Panelists described how they had to artfully navigate some hot-button issues. As a politically progressive African-American woman, Sewell stands out in her home state of Alabama, where she’s the only Democrat in Congress. At one of her first town meetings, she was confronted by someone who was passionately anti-abortion. “I explained why I was pro-choice and how I had gotten to that position; he at least turned to his wife and nodded. Your constituents have to know that you’re one of them. For another example, Alabama loves its guns and there are a lot of military bases in my district, so there probably isn’t a defense bill that I didn’t vote for. So that lost me my F rating from the NRA; for the first time in my life I got a D.”

Sewell said that as a freshman House member she was surprised both by the civility of her colleagues, and by the dysfunction of the legislative process. “The politics of the politics can be mind-boggling, and frankly takes away from the opportunity to do my job. For instance, we have not yet reauthorized the Children’s Health Insurance Program (CHIP), which expired on September 30. I am told it will be tacked onto something, and meanwhile I have parents desperate to know if their sick child will have insurance.”

As a Hindu American with an exotic name, Krishnamoorthi said he’s had to address his “otherness” head-on, which wasn’t easy when some of his political opponents tried to use it against him. One opposing candidate even ran an attack ad implying he had links to terrorism. “In every meeting I went to, the first question was always about my name and what it means. So I said that translated from an ancient language it means ‘Congressman for the 8th district of Illinois.’ I tackled the elephant in the room right out of the box, and I made fun of myself—That made me human. Anyone here can do that, but it takes a light touch.”

But he says he’s had to make some tougher political choices, most recently over President Trump’s Muslim travel ban. “I never thought I would be traveling to O’Hare Airport to save some American green card holders. But there were people in my district who thought it was perfectly OK for the president to do what he did. So was I going to emphasize my otherness by standing up for [the immigrants at O’Hare], or was I going to take a pass and be silent? I decided on the former, since it was what I came to Congress to do.”

As Kennedy pointed out, knowing how to articulate your opinion is always an advantage. “I don’t think I’ve met anyone who agrees with me on everything. But if you have a well-formed opinion and you can defend it, people will cut you a large amount of slack. Parroting talking points is what gets you into trouble. No matter what you do, half the people are going to get mad at you. Your choice is, which half?”
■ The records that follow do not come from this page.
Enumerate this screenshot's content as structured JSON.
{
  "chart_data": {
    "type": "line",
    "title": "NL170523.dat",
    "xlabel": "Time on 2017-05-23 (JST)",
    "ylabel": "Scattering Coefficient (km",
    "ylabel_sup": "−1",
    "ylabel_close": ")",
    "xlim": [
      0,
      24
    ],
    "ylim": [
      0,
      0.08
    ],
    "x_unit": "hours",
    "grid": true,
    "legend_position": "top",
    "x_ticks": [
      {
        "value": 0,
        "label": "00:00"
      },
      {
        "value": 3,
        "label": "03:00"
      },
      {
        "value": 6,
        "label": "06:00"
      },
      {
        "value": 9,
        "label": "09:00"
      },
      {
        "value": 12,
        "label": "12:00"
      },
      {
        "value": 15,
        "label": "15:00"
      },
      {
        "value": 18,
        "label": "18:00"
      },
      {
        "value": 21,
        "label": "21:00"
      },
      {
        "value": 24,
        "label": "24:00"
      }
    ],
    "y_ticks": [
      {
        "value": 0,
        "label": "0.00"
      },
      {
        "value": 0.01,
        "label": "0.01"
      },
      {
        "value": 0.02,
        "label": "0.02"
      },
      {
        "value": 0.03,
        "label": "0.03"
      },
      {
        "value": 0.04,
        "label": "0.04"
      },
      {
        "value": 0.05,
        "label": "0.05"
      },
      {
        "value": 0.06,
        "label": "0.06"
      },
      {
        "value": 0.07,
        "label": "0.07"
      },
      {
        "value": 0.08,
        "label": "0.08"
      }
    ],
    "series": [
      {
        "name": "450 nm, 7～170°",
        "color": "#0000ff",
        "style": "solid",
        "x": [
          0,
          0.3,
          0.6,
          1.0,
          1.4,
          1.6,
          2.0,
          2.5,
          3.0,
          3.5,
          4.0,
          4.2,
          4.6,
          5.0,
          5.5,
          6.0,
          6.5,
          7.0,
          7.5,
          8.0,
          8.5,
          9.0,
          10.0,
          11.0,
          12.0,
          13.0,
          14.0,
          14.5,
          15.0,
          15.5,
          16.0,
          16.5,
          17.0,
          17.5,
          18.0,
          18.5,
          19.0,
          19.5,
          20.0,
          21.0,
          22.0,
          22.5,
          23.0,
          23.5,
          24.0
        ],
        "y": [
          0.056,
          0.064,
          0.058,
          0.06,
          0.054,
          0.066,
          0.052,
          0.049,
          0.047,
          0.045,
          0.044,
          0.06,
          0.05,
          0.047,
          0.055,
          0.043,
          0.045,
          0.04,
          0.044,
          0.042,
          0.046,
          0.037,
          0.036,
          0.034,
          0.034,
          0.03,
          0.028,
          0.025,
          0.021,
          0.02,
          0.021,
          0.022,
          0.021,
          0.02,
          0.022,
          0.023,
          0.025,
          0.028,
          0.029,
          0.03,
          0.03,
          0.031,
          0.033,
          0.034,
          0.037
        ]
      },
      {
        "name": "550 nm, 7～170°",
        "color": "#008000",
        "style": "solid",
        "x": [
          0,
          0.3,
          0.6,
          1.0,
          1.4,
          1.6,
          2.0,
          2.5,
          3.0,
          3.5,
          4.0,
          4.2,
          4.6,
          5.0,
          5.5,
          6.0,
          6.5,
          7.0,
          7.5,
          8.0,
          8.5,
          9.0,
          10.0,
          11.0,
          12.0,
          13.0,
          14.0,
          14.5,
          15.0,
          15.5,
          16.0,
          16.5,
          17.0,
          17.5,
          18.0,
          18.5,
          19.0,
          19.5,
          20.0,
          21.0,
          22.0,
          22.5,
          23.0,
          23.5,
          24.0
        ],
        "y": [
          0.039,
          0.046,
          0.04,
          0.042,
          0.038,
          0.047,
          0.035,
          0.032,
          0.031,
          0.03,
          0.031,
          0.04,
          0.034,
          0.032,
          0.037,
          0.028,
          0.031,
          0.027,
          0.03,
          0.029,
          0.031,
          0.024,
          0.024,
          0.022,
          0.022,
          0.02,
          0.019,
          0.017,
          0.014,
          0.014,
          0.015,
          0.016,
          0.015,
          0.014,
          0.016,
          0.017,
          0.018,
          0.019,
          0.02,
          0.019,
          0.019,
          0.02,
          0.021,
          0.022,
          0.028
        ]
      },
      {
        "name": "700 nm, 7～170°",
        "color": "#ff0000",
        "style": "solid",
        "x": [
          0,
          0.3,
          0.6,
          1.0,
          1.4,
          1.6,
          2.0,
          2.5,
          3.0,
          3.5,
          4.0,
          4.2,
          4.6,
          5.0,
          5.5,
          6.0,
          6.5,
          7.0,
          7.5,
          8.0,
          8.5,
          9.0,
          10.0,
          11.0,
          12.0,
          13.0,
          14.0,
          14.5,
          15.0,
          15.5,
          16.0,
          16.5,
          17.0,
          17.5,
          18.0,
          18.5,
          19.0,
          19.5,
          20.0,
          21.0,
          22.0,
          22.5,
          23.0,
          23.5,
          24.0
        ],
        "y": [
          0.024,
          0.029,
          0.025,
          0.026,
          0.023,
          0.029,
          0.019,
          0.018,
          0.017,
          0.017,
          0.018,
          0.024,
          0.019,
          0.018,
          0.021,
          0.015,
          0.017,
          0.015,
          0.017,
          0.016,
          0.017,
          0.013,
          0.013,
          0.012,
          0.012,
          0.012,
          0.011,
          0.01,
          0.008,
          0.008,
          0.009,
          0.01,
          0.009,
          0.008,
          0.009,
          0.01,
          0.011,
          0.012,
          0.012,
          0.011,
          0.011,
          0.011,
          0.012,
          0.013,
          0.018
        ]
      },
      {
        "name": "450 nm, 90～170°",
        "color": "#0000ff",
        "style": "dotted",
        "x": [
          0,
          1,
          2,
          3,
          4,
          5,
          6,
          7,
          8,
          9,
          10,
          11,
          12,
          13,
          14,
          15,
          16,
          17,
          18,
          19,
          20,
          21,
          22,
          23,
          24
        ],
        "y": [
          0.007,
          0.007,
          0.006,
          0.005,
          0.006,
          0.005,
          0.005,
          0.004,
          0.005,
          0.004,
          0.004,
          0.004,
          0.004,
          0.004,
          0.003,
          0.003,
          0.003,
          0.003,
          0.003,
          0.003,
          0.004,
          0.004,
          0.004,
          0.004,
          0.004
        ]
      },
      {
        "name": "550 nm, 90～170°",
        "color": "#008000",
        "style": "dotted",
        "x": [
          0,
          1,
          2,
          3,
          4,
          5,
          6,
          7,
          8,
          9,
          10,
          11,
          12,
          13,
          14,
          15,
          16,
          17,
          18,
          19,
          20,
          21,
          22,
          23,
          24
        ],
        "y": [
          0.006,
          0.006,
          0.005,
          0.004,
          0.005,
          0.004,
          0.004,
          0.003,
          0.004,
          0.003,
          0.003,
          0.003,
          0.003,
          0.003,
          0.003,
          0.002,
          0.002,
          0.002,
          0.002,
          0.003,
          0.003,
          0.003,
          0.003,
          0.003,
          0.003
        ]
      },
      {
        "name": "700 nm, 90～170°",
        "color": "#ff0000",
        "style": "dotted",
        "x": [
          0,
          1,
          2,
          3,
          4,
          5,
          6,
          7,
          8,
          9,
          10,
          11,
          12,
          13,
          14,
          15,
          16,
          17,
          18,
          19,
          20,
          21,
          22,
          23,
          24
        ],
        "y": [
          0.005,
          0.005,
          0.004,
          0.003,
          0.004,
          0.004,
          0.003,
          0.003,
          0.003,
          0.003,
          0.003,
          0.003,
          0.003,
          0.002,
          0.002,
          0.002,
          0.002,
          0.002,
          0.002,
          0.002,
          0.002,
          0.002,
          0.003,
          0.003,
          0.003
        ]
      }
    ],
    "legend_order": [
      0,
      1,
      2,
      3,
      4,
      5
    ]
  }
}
While HLS pride ran strong in the event, some of the panelists noted that a Harvard connection doesn’t always play with some parts of the electorate. Krishnamoorthi recalled working on Barack Obama’s 2002 Senate campaign, where the candidate’s Ivy League background had to be played down. And DeSantis said that a Harvard diploma was something he sometimes had to downplay in Republican circles. “When I ran in my first primary, it was more of a scarlet letter.”